De nombreuses couches de sens surgissent alors de cette performance, de l’évolution des objets et corps en ce lieu – certaines ayant trait à notre rapport à la société (ou au rapport que celle-ci entretient avec nous), certaines ouvrant des pistes de réflexion sur notre rapport aux œuvres et à l’espace de l’exposition. On pourra, dans un premier temps, y lire les trajets dans lesquels nous sommes propulsés quotidiennement ou existentiellement, que nous sommes contraints de suivre, auxquels il est quasiment impossible d’échapper. Y lire tout autant la docilité humaine que son hystérie : les poteaux de guidage pouvant contenir des corps somnolents attendant, à l’aube, pour entrer dans un avion mais aussi une foule ayant répondu à un évènement Facebook, dans l’attente de l’ouverture d’un magasin, et dès lors se ruant à l’intérieur pour y obtenir le dernier tee-shirt ou le dernier Iphone (mais oui, cela existe…). On y expérimentera également notre rapport, parfois précautionneux et docile, à l’art, en ne sachant quoi faire de notre corps dans ce vaste espace, en restant appuyé sur l’un des murs de la salle, en n’osant emprunter ces nouveaux parcours. A moins qu’on ne résiste aux trajets que l’on nous propose dans cette salle, refusant d’être des spectateurs dociles.
Les présences très différentes des performeurs contribuent fortement à cette pluralité (et à cette friction) des évocations. Le corps de Brune Campos, danseuse et performeuse, se glisse dans des postures de contemplation hybrides, gardiennes et contemplatives. Les mains dans le dos, elle regarde les œuvres tandis que notre regard oscille entre les photographies et son personnage. Le corps de Sixtine Jacquart est plus réel, moins composé. Sa corporalité est nerveuse, minutieuse et quotidienne : de sa présence surgissent des fantômes d’employée ou d’amoureuse soucieuse, de directrice dirigiste. Quant à la présence de Jérôme Poloczek, elle est très dessinée mais discrète et méditative. À la fois vide et pleine : elle élargit les murs de la salle.

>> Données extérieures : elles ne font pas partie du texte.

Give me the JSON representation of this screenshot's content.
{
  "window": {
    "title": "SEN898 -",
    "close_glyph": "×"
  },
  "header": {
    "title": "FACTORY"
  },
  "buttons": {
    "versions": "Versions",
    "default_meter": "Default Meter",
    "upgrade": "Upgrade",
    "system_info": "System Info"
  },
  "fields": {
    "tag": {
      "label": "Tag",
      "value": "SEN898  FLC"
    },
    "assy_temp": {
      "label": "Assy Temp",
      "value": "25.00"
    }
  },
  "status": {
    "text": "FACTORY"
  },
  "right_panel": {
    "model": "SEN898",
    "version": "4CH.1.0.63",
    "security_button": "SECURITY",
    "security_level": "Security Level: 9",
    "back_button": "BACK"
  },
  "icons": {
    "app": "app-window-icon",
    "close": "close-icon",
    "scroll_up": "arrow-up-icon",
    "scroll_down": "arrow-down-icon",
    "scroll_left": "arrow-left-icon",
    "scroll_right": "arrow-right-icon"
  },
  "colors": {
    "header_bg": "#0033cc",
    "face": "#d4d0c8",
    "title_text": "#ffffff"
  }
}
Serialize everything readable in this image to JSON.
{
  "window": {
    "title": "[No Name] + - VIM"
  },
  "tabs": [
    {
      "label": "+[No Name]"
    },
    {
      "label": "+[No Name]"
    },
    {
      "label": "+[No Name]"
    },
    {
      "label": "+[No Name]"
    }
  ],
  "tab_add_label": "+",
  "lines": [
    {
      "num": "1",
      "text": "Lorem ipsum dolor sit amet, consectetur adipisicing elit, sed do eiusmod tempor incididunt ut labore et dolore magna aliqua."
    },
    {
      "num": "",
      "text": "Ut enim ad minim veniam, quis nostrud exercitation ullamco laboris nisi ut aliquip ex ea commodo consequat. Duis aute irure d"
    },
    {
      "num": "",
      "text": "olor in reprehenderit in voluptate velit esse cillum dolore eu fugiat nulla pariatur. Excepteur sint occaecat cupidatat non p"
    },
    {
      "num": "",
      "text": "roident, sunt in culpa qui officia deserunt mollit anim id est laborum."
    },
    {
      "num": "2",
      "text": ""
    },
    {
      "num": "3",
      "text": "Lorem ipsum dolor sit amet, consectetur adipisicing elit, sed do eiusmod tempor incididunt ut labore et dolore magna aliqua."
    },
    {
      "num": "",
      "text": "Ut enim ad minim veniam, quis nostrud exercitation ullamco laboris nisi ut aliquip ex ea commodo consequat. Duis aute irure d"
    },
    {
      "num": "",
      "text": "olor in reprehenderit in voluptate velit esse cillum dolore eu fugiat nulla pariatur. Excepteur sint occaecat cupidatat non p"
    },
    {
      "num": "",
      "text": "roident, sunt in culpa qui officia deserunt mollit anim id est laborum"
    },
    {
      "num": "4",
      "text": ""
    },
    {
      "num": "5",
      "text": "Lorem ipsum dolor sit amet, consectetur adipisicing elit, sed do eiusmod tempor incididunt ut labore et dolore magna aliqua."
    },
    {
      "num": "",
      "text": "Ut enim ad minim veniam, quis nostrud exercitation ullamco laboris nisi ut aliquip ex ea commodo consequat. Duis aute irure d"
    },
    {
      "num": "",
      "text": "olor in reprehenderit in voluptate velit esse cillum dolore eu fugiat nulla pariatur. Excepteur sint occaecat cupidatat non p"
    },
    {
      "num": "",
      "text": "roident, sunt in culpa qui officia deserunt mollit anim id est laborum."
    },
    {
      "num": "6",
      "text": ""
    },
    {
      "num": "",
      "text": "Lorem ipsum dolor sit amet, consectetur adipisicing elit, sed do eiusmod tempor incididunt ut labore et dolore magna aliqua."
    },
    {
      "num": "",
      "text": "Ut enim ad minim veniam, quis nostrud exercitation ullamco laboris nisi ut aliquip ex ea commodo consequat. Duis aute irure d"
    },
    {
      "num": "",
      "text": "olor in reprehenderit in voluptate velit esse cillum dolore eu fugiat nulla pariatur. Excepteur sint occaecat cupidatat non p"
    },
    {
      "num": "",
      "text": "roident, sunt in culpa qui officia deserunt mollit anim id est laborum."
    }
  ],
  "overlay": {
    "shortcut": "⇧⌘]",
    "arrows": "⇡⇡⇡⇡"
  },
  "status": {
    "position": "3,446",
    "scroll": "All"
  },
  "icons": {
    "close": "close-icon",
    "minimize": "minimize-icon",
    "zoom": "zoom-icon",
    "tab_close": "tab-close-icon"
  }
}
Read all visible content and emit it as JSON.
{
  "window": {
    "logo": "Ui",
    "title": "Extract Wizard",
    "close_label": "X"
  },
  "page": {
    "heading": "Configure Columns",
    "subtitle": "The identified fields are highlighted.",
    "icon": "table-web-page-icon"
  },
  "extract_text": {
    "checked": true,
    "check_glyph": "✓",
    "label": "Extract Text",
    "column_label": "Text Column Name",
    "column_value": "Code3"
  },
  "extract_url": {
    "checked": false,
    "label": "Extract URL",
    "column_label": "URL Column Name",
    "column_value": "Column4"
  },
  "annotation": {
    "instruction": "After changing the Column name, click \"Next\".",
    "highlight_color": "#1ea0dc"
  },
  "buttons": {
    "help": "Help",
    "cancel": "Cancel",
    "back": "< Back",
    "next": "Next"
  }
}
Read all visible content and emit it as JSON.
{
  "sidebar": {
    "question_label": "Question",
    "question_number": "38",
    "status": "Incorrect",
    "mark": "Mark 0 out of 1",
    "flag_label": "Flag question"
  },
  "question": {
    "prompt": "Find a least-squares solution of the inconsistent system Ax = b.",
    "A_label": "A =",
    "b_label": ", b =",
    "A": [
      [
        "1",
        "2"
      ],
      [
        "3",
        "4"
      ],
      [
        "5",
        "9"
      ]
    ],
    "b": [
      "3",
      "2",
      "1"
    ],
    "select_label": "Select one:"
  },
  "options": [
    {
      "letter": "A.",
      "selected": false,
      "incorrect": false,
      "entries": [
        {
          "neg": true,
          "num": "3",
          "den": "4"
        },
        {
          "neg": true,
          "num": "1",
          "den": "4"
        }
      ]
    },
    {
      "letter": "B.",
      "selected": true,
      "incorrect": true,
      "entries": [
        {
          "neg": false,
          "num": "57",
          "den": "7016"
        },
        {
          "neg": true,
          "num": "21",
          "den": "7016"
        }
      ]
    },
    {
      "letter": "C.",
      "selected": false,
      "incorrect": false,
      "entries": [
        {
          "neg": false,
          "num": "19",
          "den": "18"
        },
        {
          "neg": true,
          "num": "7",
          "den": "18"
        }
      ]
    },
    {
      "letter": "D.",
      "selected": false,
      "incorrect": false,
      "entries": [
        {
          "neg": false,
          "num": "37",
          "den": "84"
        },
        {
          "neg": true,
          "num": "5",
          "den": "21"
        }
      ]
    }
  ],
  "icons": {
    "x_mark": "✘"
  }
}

La deuxième partie est plus immobile, comme suspendue, presque magique – les corps des performeurs et ceux des spectateurs entêtés et résistants (ceux-ci étant libres d’entrer et sortir), commençant de concert à s’épuiser, tout arrive plus naturellement, sans effort de présence ou d’attention. Notre corps est réceptif, le moindre petit mouvement fera évènement. Le spectateur passe alors presque miraculeusement du spectacle de sa propre obéissance sociétale – ou de son expérimentation – à un état d’autorisation du voir. Il arrive dans une zone d’émancipation et de libre-arbitre. L’on ne se cache plus pour dévisager les spectateurs, on les regarde frontalement comme si nous étions dans le noir d’une salle de spectacle. Et chaque arrivée fait sensation, fait théâtre. L’on se met à observer les personnes égarées et presque effarées par la métamorphose du lieu d’exposition en labyrinthe. On observe en riant sous cape une jeune femme ne s’étant pas rendue compte de la performance en cours et prenant en photo une des photographies d’un homme très petit pissant dans sa bouche. (C’est que nous nous trouvons dans la salle « des censures » où d’immenses photographies « trashs » sont accrochées et pour ainsi dire dissimulées, après avoir été exposées dehors et avoir été, en conséquence de ça, l’objet de plaintes de la part des habitants de la ville. Ici les questions du voir prennent d’ailleurs une autre tournure : le spectateur étant amené à mieux voir ce qui est censuré). Et cette jeune femme de s’apercevoir, gênée, qu’elle est au cœur d’une performance. Et nous d’observer cette manière de regarder les toiles au travers d’un smartphone. Et nous d’expérimenter une autre manière du voir, du sentir ; d’expérimenter depuis notre corps ce qui se joue devant nous.
À cela s’ajoute le talent qu’a Sixtine Jacquart pour convoquer – depuis et autour de ses objets sensuels, mélancoliques, très simples d’apparence – tout un fourmillement d’humains invisibles et présents, vivants ou morts, dont on pressent le mouvement.